Alma erklärt uns in Kapitel 7, wie und warum der Erlöser in der Lage ist, diese helfende Macht zu verleihen:

„Und er wird hingehen und Schmerzen und Bedrängnisse und Versuchungen jeder Art leiden; und dies, damit sich das Wort erfülle, das da sagt, er werde die Schmerzen und die Krankheiten seines Volkes auf sich nehmen.

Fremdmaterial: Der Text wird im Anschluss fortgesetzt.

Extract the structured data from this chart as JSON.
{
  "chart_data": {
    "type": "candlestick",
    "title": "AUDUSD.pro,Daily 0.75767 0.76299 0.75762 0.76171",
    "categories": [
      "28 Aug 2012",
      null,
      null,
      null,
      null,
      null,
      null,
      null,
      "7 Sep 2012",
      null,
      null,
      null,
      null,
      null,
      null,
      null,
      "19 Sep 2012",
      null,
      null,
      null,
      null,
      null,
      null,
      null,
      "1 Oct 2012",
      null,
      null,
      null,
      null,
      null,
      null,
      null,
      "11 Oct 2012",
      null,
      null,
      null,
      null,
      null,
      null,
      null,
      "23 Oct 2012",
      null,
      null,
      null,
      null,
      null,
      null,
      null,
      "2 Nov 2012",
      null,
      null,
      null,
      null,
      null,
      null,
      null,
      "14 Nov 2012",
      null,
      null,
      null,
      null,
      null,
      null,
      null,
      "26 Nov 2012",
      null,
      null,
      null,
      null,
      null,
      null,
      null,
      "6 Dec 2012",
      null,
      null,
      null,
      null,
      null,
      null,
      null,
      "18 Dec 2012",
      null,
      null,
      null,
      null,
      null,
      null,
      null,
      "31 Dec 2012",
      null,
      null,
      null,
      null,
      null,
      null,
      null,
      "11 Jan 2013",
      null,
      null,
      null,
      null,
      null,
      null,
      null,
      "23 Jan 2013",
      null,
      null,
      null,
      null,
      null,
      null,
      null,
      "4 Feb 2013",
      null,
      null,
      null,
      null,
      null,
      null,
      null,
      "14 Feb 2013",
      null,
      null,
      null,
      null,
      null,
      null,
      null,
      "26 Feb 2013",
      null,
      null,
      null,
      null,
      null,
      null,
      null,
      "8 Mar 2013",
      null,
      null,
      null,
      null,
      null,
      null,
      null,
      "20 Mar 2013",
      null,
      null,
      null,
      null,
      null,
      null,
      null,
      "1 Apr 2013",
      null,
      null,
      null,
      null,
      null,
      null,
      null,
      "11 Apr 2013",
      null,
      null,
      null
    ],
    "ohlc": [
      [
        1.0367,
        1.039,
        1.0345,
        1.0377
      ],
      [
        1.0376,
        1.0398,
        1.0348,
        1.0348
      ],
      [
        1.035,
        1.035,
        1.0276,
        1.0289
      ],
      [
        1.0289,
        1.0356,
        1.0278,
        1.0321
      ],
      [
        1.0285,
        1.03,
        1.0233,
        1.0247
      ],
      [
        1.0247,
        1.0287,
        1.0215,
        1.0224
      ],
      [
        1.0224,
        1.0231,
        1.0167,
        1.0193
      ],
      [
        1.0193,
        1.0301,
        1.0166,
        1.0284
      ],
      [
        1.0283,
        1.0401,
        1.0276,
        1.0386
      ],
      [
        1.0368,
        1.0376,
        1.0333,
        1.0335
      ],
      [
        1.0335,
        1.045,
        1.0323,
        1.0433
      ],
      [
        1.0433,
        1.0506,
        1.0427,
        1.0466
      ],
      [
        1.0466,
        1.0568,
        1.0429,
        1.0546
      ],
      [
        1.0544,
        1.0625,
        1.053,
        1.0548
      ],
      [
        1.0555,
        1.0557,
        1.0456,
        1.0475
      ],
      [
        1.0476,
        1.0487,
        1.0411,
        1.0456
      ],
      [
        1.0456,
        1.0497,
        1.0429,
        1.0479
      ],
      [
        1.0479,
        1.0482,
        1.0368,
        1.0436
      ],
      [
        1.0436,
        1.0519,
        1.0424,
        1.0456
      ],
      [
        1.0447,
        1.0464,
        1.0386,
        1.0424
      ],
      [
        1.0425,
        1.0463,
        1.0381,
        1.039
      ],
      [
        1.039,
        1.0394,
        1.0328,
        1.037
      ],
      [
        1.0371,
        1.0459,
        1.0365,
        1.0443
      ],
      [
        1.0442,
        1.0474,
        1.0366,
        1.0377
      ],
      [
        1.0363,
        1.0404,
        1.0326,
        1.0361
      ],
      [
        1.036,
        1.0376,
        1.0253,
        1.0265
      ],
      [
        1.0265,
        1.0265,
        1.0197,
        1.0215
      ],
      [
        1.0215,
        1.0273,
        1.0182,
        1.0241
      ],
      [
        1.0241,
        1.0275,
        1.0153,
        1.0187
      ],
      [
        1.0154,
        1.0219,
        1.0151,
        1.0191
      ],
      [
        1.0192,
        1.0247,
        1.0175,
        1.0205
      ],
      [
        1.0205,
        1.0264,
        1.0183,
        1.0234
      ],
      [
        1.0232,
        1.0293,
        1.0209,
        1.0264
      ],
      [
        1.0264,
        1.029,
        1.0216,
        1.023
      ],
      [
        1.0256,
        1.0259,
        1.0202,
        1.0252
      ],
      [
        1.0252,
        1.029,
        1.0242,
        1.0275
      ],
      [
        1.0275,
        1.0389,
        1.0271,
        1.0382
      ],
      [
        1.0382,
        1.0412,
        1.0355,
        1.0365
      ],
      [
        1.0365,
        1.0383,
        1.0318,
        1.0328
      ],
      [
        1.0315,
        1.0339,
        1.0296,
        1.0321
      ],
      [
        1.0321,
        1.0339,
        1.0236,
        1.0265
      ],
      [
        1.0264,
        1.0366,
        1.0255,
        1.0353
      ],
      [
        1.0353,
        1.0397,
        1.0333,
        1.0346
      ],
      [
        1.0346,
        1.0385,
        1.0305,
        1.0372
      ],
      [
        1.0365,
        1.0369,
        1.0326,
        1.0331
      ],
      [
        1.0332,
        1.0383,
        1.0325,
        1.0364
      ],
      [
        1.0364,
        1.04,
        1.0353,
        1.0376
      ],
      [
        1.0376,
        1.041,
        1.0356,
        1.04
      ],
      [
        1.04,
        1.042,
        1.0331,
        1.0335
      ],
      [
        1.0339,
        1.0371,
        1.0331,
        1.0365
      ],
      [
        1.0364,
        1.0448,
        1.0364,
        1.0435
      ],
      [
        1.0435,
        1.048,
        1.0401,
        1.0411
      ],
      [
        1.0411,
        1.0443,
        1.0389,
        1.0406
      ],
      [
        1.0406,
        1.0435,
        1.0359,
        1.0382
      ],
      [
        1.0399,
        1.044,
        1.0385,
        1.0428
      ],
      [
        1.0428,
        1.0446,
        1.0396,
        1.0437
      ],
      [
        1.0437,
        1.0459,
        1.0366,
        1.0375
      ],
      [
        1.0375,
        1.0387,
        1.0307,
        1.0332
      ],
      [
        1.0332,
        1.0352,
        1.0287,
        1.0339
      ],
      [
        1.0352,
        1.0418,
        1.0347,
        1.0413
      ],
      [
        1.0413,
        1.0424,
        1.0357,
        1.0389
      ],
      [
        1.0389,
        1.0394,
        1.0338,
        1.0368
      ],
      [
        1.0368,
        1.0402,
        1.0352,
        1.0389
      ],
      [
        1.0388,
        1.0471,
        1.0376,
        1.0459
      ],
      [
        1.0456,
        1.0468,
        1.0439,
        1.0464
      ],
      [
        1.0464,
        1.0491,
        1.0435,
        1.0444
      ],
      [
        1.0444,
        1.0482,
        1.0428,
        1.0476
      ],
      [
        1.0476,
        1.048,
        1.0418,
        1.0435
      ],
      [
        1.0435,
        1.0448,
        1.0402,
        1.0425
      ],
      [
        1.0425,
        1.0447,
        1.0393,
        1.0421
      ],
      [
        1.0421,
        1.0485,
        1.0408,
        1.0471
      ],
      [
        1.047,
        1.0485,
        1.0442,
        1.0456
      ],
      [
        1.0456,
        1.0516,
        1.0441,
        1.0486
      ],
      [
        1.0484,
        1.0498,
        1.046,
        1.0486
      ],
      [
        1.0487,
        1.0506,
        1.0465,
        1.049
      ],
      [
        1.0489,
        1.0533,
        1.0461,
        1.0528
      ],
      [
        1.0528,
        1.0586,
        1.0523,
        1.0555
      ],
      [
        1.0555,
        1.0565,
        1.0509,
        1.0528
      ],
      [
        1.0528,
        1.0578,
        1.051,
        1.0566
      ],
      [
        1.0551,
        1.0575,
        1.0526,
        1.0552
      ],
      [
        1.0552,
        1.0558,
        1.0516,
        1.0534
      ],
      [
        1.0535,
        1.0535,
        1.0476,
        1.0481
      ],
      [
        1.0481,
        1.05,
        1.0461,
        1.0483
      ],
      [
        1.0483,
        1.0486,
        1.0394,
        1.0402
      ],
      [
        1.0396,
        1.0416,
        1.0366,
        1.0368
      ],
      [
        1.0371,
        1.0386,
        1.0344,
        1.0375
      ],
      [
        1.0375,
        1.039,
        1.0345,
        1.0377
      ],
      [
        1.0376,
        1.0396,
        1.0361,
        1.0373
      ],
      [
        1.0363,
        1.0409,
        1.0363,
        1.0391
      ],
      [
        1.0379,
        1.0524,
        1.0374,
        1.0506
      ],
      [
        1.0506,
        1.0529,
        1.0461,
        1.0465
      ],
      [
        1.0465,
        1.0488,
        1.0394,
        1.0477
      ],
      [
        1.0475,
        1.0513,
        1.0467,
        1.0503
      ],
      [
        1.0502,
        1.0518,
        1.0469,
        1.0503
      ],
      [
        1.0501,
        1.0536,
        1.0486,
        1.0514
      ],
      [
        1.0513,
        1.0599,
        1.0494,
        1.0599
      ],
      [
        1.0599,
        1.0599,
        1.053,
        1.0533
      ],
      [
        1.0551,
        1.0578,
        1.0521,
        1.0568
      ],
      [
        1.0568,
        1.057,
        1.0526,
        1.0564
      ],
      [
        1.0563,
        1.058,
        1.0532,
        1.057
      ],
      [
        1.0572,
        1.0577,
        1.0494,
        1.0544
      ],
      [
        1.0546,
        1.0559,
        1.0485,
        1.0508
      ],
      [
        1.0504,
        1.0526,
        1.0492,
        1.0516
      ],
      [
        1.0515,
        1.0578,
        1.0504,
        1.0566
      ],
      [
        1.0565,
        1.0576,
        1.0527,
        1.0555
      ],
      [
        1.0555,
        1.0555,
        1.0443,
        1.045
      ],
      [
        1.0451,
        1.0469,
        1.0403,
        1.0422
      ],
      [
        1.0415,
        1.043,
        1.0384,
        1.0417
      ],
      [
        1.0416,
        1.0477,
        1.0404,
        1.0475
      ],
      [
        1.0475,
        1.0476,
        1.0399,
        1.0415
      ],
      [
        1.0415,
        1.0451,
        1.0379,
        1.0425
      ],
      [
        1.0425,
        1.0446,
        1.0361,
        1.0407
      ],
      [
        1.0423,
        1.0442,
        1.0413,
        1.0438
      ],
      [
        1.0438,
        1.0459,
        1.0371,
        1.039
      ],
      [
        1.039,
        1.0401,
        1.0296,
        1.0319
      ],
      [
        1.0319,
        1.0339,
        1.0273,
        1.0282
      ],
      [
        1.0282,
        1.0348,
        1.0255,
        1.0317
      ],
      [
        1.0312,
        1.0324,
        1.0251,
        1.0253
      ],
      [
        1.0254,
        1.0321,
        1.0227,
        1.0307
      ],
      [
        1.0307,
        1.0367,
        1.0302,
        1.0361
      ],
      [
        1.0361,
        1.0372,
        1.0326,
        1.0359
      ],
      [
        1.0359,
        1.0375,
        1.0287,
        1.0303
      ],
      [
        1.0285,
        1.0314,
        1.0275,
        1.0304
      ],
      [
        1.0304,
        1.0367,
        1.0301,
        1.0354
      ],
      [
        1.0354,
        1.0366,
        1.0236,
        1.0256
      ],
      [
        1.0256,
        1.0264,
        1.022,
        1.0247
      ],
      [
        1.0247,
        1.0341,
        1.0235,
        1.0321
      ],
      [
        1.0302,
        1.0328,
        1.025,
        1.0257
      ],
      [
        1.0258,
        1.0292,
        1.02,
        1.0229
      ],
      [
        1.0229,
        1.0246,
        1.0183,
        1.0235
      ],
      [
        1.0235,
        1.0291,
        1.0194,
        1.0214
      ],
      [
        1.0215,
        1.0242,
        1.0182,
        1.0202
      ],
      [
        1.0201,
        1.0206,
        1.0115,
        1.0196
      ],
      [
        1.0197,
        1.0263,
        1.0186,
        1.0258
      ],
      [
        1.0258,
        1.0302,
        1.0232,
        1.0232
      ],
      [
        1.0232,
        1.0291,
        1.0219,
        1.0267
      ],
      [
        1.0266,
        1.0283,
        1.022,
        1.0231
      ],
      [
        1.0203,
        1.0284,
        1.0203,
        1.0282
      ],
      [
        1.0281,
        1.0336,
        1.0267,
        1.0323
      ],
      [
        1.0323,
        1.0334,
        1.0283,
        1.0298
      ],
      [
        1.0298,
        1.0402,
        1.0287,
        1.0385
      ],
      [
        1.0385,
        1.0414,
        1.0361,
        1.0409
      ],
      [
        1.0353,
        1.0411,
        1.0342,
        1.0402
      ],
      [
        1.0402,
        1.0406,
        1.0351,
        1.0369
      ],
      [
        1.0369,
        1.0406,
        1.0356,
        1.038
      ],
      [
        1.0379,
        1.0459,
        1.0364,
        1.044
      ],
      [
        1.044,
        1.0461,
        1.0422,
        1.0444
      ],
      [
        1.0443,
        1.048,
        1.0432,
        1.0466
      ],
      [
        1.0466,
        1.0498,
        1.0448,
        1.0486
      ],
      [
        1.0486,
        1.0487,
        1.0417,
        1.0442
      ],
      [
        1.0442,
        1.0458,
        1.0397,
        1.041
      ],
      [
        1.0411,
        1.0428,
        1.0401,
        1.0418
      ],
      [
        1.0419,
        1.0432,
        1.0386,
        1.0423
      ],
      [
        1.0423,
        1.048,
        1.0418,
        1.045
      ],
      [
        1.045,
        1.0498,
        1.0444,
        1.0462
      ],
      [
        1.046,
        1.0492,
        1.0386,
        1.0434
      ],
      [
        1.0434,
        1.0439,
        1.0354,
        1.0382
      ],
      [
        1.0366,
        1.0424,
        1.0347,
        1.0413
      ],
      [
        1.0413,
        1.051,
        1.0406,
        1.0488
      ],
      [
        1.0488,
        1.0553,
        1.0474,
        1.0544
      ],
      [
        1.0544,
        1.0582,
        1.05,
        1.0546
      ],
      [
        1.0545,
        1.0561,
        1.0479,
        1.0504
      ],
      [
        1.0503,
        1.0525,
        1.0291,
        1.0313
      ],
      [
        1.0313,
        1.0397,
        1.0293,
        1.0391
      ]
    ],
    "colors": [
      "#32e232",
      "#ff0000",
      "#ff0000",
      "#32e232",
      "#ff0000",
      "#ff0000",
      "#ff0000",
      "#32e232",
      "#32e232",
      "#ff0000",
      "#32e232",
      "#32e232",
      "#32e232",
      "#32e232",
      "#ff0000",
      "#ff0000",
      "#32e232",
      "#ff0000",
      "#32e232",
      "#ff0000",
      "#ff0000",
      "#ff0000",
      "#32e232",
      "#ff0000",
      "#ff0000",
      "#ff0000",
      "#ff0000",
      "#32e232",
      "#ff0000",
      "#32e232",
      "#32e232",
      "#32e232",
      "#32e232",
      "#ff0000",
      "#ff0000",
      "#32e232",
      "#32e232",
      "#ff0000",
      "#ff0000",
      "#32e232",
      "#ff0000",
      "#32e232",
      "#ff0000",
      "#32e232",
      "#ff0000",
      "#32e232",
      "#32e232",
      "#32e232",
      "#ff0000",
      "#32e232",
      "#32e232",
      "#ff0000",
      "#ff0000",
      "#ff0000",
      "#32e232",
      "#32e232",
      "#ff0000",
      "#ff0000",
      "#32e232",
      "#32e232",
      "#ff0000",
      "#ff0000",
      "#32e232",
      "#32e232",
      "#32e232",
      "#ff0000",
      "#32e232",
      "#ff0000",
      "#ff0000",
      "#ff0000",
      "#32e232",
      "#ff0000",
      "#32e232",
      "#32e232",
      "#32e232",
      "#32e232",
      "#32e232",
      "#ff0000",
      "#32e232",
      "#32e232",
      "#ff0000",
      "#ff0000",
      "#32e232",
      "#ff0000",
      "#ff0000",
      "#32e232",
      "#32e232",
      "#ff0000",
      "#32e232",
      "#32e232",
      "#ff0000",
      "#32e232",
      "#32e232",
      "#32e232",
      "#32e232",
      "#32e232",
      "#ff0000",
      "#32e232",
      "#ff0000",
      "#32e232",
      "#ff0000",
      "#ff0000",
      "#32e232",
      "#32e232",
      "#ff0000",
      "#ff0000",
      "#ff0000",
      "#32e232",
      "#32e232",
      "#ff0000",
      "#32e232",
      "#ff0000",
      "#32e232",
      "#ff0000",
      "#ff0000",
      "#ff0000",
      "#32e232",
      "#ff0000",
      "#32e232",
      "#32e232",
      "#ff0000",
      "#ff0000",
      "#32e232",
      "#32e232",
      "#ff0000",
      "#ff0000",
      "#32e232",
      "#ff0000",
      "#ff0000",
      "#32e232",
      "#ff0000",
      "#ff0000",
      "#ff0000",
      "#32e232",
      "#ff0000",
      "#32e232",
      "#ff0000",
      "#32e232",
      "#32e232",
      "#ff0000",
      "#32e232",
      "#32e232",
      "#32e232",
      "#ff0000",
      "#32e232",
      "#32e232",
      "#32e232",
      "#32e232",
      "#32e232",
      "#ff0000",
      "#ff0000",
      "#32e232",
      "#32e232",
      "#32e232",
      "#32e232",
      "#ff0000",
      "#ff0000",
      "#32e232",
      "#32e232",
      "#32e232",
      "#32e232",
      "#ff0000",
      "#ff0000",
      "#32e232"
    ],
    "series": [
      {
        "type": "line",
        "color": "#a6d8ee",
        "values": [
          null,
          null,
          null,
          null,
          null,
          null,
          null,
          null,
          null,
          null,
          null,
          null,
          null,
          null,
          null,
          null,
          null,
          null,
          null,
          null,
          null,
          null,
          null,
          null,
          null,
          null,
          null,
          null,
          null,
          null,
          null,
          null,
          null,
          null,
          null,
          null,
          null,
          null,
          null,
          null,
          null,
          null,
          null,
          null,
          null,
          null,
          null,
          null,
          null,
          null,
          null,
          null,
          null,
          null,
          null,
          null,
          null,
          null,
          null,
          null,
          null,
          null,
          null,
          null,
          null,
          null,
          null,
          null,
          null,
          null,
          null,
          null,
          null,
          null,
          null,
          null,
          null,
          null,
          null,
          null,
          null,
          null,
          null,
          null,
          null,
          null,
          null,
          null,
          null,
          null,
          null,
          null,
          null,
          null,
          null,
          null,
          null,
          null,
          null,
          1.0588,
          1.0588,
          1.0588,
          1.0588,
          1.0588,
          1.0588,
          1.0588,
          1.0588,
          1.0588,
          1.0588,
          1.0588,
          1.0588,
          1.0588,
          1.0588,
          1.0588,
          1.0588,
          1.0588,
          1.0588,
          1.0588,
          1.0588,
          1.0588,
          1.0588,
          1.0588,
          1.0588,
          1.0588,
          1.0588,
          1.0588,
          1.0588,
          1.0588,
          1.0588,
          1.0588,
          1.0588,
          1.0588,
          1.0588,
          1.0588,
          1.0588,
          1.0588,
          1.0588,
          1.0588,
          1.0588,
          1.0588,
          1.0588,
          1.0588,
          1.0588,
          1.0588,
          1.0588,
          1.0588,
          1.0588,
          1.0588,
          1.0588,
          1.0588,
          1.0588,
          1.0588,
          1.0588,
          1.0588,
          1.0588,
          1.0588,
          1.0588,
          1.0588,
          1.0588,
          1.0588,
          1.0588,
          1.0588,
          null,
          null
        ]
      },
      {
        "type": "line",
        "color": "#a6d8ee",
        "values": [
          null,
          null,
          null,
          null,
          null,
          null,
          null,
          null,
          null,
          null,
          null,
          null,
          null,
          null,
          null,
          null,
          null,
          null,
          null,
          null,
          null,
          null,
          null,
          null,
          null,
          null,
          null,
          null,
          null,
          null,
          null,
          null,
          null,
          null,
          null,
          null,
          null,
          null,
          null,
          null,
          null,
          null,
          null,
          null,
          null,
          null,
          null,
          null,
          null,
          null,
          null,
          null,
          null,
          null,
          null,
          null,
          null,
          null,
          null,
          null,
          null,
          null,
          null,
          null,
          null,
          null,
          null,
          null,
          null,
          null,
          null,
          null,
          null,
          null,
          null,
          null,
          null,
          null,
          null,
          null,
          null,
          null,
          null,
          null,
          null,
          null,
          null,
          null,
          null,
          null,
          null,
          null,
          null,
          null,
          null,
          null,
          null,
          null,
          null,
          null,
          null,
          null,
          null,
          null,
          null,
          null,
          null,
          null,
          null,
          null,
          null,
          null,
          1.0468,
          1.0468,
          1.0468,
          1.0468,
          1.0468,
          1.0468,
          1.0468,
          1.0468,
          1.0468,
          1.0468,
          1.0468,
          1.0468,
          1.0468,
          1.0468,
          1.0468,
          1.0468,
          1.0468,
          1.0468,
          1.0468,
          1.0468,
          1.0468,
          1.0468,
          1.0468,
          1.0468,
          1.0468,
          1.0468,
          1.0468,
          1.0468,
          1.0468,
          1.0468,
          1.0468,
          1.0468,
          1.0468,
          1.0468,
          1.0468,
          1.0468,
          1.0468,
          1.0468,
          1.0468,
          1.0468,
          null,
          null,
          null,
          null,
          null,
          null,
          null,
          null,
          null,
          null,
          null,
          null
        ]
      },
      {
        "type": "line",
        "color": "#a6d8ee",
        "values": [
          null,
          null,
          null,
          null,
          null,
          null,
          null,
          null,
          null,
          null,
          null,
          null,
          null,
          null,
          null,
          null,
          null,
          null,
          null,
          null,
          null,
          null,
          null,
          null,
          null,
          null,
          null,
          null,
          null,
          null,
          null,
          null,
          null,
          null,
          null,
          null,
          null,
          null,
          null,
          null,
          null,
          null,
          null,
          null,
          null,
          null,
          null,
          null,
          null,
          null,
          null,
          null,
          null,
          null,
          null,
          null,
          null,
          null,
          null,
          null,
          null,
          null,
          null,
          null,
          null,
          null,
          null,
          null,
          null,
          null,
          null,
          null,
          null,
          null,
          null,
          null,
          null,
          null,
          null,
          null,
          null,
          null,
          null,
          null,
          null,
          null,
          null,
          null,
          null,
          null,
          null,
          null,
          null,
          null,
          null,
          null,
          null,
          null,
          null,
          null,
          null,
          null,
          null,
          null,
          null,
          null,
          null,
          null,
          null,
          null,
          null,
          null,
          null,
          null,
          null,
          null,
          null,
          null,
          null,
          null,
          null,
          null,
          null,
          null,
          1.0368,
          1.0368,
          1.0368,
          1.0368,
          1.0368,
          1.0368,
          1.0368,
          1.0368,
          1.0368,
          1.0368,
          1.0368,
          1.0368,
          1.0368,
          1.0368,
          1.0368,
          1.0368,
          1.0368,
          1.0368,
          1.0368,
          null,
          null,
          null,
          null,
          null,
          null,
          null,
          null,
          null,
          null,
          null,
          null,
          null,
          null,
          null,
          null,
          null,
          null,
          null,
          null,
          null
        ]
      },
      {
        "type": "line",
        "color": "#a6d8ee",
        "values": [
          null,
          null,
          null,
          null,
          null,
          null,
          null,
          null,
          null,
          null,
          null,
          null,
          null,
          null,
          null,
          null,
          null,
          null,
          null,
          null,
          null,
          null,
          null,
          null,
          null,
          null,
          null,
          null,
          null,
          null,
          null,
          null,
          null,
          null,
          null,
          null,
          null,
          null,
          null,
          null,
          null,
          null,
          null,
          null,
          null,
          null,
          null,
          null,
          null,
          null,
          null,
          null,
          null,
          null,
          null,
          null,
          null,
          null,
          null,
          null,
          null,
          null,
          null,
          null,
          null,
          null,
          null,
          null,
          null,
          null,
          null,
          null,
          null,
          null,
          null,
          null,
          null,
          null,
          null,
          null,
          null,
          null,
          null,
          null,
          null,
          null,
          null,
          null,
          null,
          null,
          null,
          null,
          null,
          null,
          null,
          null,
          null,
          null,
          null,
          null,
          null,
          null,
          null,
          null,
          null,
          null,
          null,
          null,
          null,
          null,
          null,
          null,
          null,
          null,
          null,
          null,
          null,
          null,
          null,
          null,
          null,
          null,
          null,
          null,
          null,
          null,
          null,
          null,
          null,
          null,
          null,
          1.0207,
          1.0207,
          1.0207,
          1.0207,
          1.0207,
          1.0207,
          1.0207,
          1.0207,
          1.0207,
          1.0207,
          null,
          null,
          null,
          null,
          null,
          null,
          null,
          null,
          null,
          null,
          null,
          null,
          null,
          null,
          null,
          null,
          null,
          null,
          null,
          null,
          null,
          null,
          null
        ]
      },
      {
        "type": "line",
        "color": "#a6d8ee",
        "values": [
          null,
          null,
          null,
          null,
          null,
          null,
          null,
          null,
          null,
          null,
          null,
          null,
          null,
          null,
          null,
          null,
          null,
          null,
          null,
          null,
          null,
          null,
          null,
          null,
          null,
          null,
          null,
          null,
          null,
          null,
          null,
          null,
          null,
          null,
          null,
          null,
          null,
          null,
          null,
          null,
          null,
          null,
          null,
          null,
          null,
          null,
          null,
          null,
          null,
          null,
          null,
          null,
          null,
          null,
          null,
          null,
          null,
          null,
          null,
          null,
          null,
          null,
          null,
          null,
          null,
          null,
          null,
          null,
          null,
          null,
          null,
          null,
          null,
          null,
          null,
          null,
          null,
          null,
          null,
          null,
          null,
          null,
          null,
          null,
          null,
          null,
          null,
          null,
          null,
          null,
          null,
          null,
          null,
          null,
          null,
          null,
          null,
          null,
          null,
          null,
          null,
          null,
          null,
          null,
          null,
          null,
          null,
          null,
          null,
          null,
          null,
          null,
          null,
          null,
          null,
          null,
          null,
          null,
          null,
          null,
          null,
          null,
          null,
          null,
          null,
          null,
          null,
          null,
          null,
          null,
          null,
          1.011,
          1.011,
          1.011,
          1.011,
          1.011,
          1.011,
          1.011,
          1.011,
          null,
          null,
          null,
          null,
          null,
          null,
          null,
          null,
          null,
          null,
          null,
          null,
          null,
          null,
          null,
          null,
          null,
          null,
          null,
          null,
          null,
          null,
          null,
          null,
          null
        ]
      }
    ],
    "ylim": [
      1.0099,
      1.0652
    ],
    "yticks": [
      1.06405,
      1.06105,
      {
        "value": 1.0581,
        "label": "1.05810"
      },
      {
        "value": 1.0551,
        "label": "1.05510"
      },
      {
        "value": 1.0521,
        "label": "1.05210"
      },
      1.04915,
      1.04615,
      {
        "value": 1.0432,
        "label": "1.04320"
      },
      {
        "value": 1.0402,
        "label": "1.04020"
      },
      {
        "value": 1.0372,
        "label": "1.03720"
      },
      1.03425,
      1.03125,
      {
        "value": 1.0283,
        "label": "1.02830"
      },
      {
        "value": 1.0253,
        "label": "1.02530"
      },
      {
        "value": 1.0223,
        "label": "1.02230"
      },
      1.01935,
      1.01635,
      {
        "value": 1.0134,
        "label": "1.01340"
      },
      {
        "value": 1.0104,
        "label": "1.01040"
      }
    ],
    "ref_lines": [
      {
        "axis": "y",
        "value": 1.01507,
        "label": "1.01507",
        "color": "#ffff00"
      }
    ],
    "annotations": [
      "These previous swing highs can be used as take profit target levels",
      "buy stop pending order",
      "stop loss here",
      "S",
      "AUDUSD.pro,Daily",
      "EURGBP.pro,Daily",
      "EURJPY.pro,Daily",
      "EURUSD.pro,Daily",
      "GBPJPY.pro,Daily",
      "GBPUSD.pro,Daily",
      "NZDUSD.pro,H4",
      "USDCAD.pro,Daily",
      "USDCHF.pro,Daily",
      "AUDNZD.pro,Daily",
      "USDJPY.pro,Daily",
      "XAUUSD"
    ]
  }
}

Und er wird den Tod auf sich nehmen, auf dass er die Bande des Todes löse, die sein Volk binden; und er wird ihre Schwächen auf sich nehmen, auf dass sein Inneres von Barmherzigkeit erfüllt sei gemäß dem Fleische, damit er gemäß dem Fleische wisse, wie er seinem Volk beistehen könne gemäß dessen Schwächen.“ (Alma 7:11,12; Hervorhebung hinzugefügt.) Der Erlöser hat nicht nur wegen unserer Übeltaten gelitten, sondern auch wegen der Ungleichheit, der Ungerechtigkeit, des Schmerzes, der Qualen und der Seelenpein, die uns so häufig bedrängen.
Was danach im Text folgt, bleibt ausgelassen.